Since Mr Trump’s Friday schedule involves one-on-ones with Mr Abe, India’s Narendra Modi and Germany’s Angela Merkel, it seems these mind games are part of a deliberate strategy of disruption. This is not a novel conclusion. Mr Trump used the same approach before his recent visit to Britain, when he praised Boris Johnson and attacked Sadiq Khan and the Duchess of Sussex. If Mr Johnson becomes prime minister and Britain were to back off from supporting European opposition to the White House’s Iran strategy, Mr Trump would count this a job well done.

Mr Trump’s bullying is also selective. Among the world leaders whom Mr Trump has not attacked in advance – but with whom he will also be meeting in Osaka bilaterals – are Vladimir Putin of Russia, whose country systematically interfered in the 2016 US election, and Mohammed bin Salman of Saudi Arabia, who has just been accused by the United Nations of orchestrating the murder and dismemberment of the opposition journalist Jamal Khashoggi.

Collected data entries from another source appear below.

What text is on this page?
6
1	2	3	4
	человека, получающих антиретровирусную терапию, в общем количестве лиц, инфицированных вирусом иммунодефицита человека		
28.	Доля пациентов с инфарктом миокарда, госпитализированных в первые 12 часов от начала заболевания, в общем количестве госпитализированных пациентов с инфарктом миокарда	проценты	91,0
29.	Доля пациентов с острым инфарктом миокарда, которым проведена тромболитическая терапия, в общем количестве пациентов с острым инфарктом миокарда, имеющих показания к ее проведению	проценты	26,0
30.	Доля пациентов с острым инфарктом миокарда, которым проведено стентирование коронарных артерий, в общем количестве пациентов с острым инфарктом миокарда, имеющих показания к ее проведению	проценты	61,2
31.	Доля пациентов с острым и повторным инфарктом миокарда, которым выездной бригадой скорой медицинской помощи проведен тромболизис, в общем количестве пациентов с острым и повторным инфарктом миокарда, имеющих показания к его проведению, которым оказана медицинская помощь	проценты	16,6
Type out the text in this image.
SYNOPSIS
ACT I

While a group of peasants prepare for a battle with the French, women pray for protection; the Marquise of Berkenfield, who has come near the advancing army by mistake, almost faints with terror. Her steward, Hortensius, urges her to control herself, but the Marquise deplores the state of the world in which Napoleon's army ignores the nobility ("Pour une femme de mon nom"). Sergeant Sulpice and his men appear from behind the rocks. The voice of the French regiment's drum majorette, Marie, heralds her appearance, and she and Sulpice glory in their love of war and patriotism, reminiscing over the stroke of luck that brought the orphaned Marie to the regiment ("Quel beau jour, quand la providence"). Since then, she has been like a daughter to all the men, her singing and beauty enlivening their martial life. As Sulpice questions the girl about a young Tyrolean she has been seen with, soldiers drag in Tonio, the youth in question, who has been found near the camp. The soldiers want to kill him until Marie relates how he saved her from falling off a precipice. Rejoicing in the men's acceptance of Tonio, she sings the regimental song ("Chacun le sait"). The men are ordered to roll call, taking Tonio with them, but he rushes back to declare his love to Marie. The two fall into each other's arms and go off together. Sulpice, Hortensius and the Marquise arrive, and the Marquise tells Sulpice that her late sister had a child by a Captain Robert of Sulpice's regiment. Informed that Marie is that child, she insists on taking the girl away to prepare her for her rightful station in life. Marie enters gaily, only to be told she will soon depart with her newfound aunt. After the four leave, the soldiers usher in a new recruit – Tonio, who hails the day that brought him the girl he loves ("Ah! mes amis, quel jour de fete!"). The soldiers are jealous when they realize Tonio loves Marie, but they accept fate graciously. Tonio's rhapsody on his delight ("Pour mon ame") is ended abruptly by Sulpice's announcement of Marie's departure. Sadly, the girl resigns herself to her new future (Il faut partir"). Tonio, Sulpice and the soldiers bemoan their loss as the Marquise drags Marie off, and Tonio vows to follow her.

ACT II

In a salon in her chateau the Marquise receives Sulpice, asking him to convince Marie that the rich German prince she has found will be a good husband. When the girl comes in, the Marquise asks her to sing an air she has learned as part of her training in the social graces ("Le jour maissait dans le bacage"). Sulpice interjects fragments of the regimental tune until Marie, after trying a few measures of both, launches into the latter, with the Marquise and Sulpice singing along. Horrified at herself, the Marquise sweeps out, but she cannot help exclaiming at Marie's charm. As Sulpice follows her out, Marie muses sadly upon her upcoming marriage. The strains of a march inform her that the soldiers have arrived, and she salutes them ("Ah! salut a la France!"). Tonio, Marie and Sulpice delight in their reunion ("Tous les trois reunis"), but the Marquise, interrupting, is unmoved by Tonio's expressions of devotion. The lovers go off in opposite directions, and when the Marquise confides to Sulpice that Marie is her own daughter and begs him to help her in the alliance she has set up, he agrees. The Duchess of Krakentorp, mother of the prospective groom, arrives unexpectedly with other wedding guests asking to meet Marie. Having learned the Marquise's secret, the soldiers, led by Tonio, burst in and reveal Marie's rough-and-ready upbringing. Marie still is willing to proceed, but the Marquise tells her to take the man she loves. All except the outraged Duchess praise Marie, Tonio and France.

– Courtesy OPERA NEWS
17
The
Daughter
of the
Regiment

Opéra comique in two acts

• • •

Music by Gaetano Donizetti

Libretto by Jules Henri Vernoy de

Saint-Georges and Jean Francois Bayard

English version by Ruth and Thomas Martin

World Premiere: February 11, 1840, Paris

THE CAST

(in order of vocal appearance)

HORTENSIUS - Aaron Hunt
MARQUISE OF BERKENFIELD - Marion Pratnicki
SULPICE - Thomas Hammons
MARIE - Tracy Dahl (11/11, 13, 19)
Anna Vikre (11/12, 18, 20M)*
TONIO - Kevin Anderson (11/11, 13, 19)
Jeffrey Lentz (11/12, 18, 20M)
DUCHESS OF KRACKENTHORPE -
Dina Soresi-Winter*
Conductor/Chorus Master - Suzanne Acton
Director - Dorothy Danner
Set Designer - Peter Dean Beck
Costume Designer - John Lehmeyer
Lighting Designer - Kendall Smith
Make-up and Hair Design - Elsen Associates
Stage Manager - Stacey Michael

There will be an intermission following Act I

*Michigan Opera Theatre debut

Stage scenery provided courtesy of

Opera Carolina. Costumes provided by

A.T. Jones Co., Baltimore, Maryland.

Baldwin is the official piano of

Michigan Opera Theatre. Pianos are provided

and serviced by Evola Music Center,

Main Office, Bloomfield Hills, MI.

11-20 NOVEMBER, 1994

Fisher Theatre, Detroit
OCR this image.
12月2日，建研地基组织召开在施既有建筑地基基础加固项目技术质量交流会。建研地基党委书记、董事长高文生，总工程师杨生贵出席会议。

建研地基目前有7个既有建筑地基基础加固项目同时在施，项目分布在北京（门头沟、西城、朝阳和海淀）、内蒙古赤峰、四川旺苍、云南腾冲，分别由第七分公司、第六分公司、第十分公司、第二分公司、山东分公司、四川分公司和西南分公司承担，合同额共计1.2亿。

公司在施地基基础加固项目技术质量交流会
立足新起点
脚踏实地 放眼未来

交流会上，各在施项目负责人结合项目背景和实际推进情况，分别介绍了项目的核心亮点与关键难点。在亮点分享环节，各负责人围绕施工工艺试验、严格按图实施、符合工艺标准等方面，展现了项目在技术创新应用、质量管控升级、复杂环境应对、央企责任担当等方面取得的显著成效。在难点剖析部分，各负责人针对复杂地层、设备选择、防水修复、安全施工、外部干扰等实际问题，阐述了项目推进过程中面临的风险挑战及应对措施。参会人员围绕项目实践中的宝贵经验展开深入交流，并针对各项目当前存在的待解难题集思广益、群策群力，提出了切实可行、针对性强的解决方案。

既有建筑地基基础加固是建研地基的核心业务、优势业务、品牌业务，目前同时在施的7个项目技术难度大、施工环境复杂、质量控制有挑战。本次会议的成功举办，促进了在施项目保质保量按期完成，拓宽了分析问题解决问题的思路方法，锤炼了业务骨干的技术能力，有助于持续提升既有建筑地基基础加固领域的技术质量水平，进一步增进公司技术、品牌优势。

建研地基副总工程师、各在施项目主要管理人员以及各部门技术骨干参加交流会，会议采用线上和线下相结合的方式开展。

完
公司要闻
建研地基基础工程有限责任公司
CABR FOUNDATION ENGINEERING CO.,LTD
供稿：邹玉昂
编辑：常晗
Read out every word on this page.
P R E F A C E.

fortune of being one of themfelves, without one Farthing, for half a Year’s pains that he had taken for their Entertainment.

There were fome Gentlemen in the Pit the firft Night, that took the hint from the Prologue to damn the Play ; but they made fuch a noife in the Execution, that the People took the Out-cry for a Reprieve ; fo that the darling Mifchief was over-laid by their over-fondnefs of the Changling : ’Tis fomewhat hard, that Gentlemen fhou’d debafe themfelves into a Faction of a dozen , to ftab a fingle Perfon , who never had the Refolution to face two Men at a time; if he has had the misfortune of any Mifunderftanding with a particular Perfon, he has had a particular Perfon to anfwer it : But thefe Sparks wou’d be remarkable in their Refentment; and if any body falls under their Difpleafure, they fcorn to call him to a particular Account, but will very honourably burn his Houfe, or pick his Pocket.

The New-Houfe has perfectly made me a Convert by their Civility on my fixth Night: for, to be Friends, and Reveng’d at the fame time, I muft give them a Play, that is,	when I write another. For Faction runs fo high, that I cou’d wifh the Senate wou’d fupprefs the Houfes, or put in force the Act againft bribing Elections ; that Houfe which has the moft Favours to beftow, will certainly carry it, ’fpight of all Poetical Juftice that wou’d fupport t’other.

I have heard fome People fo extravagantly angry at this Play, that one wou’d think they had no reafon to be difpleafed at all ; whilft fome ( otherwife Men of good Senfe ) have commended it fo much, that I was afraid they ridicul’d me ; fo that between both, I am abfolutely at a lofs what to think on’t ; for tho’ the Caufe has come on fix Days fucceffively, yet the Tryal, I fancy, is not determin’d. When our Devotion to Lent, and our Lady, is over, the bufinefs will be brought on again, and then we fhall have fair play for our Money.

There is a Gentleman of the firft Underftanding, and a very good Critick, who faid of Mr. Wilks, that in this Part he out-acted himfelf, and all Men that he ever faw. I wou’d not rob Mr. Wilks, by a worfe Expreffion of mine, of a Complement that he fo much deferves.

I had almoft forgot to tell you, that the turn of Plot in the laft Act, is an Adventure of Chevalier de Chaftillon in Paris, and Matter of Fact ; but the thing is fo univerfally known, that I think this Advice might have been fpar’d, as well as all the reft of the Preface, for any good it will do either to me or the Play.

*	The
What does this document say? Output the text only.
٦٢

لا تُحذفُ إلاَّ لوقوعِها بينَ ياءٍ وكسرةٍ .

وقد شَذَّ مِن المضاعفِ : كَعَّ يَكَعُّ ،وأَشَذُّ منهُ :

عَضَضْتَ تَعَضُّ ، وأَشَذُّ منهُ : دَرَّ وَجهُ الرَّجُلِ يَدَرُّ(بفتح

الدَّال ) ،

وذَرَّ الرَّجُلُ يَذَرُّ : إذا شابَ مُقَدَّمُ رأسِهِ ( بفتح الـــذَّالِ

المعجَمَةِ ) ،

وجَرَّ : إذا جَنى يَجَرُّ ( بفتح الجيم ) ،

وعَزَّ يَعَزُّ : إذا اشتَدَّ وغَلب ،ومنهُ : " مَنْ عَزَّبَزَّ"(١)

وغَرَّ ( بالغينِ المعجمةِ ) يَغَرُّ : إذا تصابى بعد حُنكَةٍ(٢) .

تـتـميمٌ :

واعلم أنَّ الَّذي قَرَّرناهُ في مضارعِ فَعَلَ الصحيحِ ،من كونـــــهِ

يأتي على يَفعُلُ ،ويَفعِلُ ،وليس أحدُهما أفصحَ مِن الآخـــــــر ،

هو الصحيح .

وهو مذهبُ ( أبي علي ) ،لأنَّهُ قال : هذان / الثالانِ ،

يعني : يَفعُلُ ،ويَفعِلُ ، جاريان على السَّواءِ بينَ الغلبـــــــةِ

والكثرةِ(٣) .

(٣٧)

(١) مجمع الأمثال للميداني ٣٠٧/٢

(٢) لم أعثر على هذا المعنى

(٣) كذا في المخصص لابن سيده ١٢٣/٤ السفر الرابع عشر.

Some would argue that Mr Trump’s bullying approach gets results in cases such as Latin America, where the administration slapped unilateral tariffs on all Mexican imports to the US in an attempt to curb migration. Mexico’s subsequent agreement to send more troops to guard its own southern border was portrayed by the White House as a vindication of Mr Trump’s tactics. But it was not a long-term solution to a deep-seated issue of regional inequality, and the tragic photograph of the drowned bodies of the Salvadorans Óscar Ramirez and his daughter Valeria underscores that it has in fact solved nothing.

Like the UN, the G20 is a deeply frustrating forum. The limits of an organisation that cannot lead the way on the climate crisis, which struggles to contain the globally damaging US-China trade war, and which is happy to hold its 2020 summit in Riyadh are stark. But we inhabit a global society and economy, as Japanese warnings about a no-deal Brexit this week underline. Forms of global governance are needed more than ever, and it remains the case that an imperfect G20 is still better than none at all.

This article was amended on 28 June 2019 because an earlier version misspelled the prime minister of India’s first name. This has been corrected.